In this step, the number of radicals decreases to zero.

$$ \begin{aligned} \text{Cl$\large^\centerdot$} + \text{Cl$\large^\centerdot$} &\rightarrow \text{Cl$_2$} \\ \text{CH$_3$CH$_2$C$\large^\centerdot$H$_2$} + \text{CH$_3$CH$_2$C$\large^\centerdot$H$_2$} &\rightarrow \text{CH$_3$CH$_2$CH$_2$CH$_2$CH$_2$CH$_3$} \\ \text{CH$_3$CH$_2$C$\large^\centerdot$H$_2$} + \text{Cl$\large^\centerdot$} &\rightarrow \text{CH$_3$CH$_2$CH$_2$Cl} \end{aligned} $$


The reaction mechanism shown above is actually a very inefficient way to synthesise halogenoalkanes. Just on a surface level, the atom economy is not 100%, but less because of the hydrochloric acid produced as waste.

And even looking deeper into the mechanism, the desired product is only a third of the possible products of the termination step. Therefore a mixture of organic and inorganic products is formed, which then has to be separated.

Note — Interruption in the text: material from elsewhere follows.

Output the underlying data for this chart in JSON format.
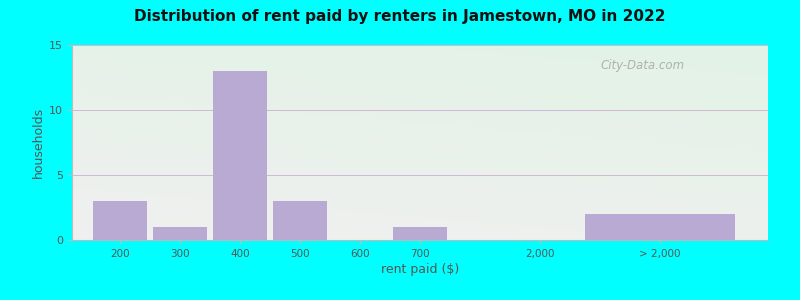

Still more inefficiency lies in the randomness of which a position of the carbon chain the halogen radicals will attack, meaning that a mixture of positional isomers will be created. Finally, more than one radical may attack, causing a polysubstitution where a only a monosubstitution is desired or vice versa.

To conclude, using free radical substitution to artificially synthesise haloalkanes is very inefficient, and other methods are preferred. This reaction mechanism will likely only occur naturally, where UV light from the sun initiates the reaction.